Title:O($^3P$)+CO$_2$ scattering cross sections at superthermal collision energies for planetary aeronomy

Abstract:We report new elastic and inelastic cross sections for O($^3P$)+CO$_2$ scattering at collision energies from 0.03 to 5 eV, of major importance to O escape from Mars, Venus, and CO$_2$-rich atmospheres. The cross sections were calculated from first principles using three newly constructed ab-initio potential energy surfaces correlating to the lowest energy asymptote of the complex.

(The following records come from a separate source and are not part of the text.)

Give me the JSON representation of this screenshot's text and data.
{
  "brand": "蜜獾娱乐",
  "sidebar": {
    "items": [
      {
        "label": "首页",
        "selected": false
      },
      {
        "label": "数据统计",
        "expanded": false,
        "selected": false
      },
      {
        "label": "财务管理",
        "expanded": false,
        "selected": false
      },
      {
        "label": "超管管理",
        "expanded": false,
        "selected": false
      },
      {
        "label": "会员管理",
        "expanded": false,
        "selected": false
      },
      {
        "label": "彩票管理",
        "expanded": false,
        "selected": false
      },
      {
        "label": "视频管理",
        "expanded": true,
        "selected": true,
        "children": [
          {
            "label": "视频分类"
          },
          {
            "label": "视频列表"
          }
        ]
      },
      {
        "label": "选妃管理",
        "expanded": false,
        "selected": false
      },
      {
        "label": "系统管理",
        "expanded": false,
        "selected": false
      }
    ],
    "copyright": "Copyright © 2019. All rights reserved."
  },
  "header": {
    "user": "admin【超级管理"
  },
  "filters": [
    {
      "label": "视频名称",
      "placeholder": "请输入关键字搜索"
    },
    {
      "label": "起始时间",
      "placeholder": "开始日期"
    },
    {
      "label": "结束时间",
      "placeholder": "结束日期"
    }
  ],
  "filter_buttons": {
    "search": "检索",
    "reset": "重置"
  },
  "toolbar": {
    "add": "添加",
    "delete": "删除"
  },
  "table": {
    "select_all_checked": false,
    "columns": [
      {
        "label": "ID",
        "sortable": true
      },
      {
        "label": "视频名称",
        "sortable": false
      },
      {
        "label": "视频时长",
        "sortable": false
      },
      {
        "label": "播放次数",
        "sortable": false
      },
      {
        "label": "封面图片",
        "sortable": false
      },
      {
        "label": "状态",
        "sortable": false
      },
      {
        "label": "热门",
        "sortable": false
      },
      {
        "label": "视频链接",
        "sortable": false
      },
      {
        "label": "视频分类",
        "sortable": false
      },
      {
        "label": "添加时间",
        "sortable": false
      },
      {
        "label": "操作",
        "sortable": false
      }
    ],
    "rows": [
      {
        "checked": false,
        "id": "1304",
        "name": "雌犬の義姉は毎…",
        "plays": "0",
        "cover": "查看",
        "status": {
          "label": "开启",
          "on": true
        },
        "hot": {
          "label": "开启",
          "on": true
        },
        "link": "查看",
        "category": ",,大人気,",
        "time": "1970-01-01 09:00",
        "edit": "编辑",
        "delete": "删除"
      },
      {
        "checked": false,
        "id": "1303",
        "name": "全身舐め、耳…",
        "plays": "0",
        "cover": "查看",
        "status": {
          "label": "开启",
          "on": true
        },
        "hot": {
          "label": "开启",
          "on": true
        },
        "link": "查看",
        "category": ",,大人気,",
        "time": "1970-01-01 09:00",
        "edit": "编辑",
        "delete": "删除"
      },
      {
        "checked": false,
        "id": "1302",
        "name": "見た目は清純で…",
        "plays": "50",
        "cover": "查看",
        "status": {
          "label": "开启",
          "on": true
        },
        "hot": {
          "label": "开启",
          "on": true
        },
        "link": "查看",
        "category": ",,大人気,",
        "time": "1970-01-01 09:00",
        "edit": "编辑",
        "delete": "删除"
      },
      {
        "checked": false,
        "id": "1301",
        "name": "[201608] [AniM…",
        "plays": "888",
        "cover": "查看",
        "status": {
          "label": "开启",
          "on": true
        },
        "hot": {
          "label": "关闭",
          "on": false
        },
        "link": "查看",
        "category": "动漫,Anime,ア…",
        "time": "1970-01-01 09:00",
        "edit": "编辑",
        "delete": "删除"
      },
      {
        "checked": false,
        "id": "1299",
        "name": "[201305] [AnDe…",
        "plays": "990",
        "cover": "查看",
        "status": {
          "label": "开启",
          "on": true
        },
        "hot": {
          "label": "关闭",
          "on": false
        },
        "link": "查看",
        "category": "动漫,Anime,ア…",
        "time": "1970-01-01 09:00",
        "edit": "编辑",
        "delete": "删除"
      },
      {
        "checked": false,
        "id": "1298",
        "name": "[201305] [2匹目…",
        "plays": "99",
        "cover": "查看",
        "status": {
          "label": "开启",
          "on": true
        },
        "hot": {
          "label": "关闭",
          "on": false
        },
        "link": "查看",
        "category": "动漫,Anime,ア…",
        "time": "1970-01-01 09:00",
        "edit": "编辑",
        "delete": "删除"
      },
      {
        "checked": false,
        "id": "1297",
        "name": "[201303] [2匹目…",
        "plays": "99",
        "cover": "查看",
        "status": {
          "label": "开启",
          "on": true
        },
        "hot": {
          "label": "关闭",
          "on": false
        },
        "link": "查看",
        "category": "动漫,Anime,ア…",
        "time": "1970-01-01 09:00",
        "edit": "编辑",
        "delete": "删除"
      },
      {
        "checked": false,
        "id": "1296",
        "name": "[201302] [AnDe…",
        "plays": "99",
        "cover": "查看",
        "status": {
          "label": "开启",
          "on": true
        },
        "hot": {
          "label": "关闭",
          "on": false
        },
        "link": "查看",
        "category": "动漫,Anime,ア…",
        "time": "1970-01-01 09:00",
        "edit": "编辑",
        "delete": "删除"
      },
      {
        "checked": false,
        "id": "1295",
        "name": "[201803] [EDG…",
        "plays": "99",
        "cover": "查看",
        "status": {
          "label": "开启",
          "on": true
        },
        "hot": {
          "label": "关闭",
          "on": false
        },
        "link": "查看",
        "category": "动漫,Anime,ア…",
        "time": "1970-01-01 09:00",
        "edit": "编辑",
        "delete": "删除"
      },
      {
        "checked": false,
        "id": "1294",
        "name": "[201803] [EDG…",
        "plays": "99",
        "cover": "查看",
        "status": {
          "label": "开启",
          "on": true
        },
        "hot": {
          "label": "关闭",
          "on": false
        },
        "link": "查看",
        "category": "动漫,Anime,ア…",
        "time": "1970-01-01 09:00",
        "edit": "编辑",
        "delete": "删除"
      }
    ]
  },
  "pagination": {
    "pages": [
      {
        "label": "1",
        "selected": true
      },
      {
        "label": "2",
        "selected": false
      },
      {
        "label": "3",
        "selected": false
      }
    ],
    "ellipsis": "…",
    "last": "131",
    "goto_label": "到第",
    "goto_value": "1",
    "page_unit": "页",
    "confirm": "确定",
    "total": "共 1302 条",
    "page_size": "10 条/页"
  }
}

The surfaces were restricted to a planar geometry with the CO$_2$ molecule assumed to be in linear configuration fixed at equilibrium. Quantum-mechanical coupled-channel formalism with a large basis set was used to compute state-to-state integral and differential cross sections for elastic and inelastic O($^3P$)+CO$_2$ scattering between all pairs of rotational states of CO$_2$ molecule. The elastic cross sections are 35\% lower at 0.5 eV and more than 50\% lower at 4+ eV than values commonly used in studies of processes in upper and middle planetary atmospheres of Mars, Earth, Venus, and CO$_2$-rich planets. Momentum transfer cross sections, of interest for energy transport, were found to be lower than predicted by mass-scaling.